For a Two-Way ANOVA test there is an additive and an interaction model, but in this case I cannot use the interaction model because each factor level combination only has 1 observation. This means that I have the same number of parameters to estimate as the number of total observations, and thus there is no way to separate estimates of interaction and error. In other words there are no residual degrees of freedom, so the Mean Squares for the residual cannot be calculated(cannot divide by 0).
###Fit the Model
```{r}
m2 = aov(Admission ~ Moon + Month, data = myData)
```
Here month is working as a block in the model so I can account for any potential fluctuations in the hospital admissions cause by the time of the year.
###Assess the Model
For this Model I was told to assume all the assumptions for a Two-Way ANOVA test were met.
###Use the Model
```{r}
summary(m2)
```
The ANOVA table shows the F statistic for the Moon predictor is 0.465 and corresponds to a p-value of 0.641 > 0.05. I also see that the F statistic for the Month predictor is 11.339 and corresponds to a p-value of 0.000728 < 0.05. This means that the effect of the moon phase is not significant to the population mean hospital admission rate, but the effect of the Month of the year is significant after adjusting for the effect of the moon phase.
##Model 3: Second Two-Way ANOVA
###Choose the Model
Now I want to now use a Two-way ANOVA model that controls for the season of the year instead of controlling for the month of the year like in Model 2. This way I will be able to fit the interaction model, since here all the level combinations will have 3 observations.
###Fit the Model
The interaction and the additive models are:
```{r}
m3 = aov(Admission ~ Moon * Season, data = myData)
m3a = aov(Admission ~ Moon + Season, data = myData)
```
###Assess the Model
Again, for this Model I was told to assume all the assumptions for a Two-Way ANOVA test were met.
###Use the Model
```{r}
summary(m3)
```
Here I see that the F statistic for the interaction term Moon:Season is 0.499 and corresponds to a p-value of 0.619 > 0.05. This means that the interaction term between the phase of the moon and the season is not significant. So the effect of the moon phase on hospital admission could be the same across the summer and winter months.
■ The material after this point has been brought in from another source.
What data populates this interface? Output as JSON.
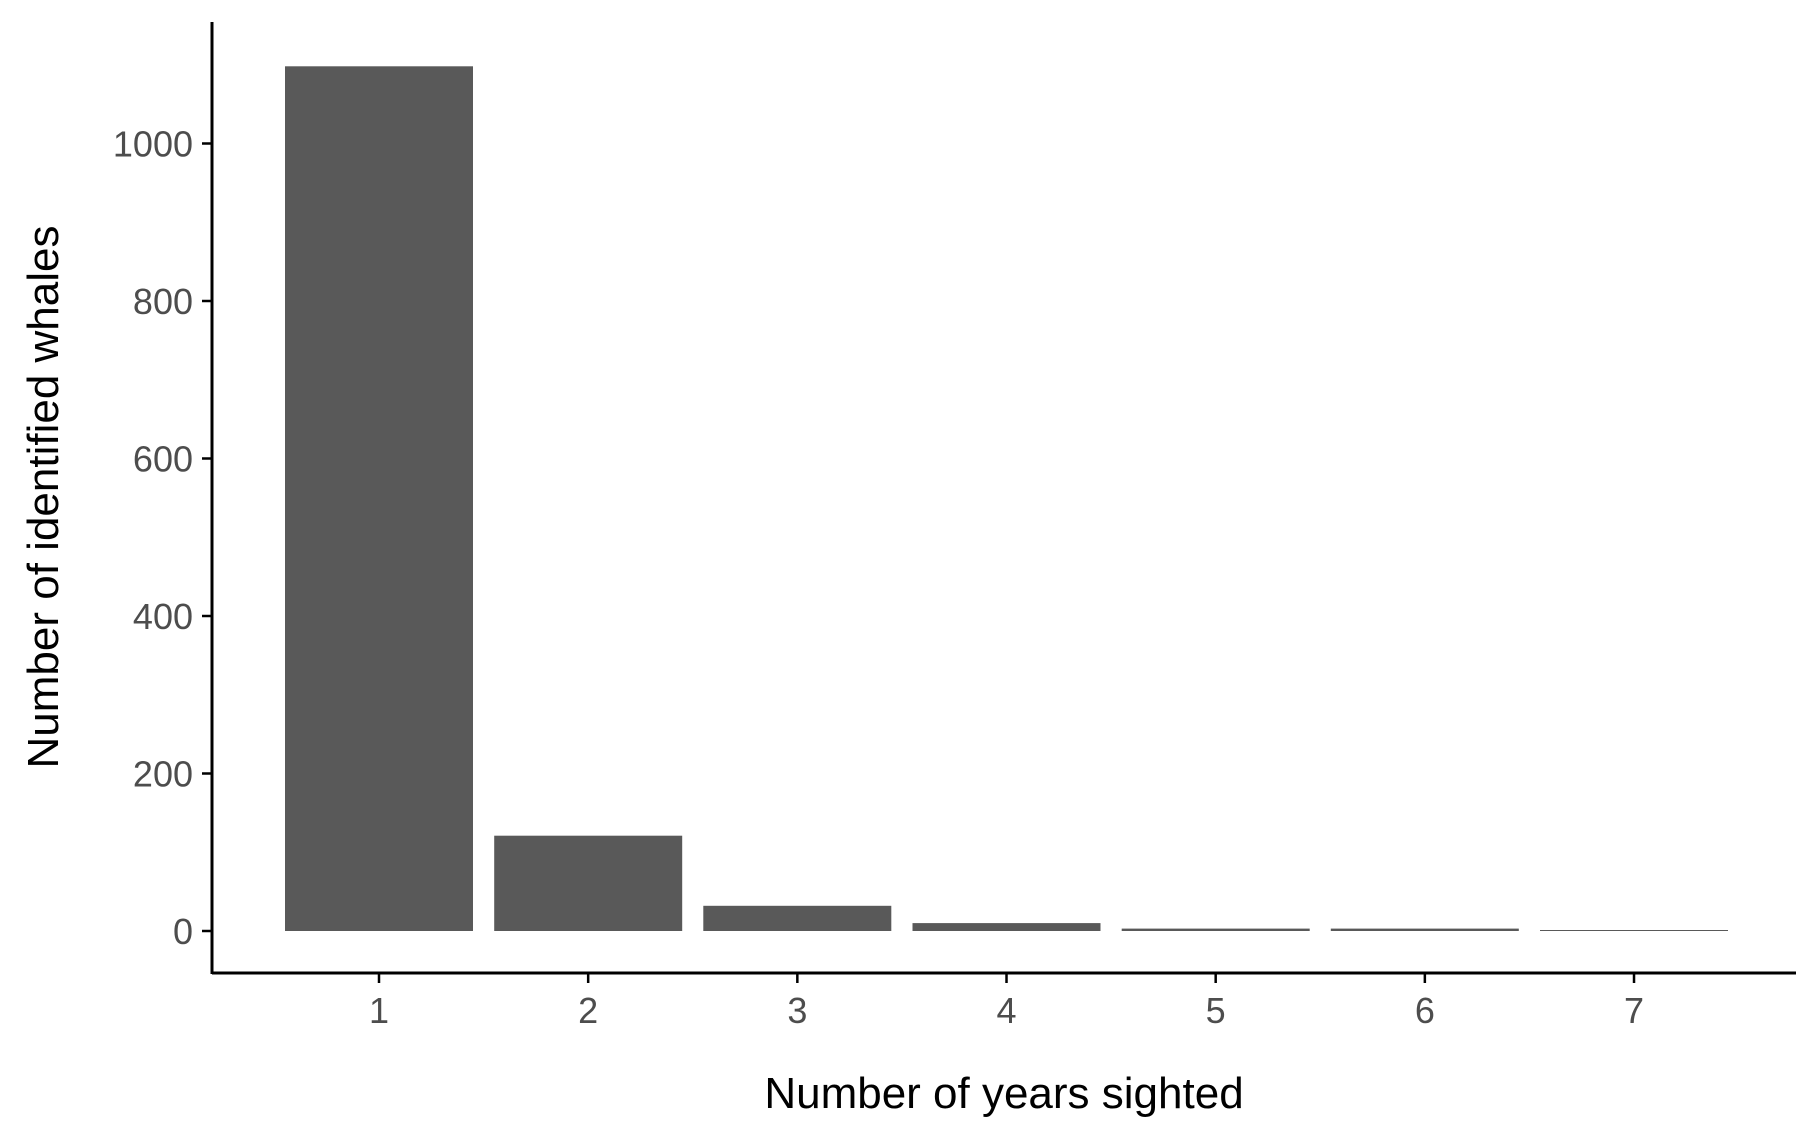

Thus my final model will be the additive model.
I can determine which pair(s) of moon phases are significantly different directly through the TukeyHSD function.
```{r}
TukeyHSD(m3a, which = "Moon")
```
From this result I see that the comparison between Before and After moon phase has an interval of (-7.544,5.344) and a p-value of 0.8966. The comparison between During and After moon phase has an interval of (-7.027,5.86) and a p-value of 0.9696. The comparison between During and Before moon phase has an interval of (-5.927,6.960) and a p-value of 0.9761.
Since all 3 comparisons have large p-values much greater than 0.05 and have intervals that include 0 the moon phase does not help predict hospital admissions differently for the different seasons(winter and summer). So I cannot say which phase of the moon or season has the highest hospital admissions.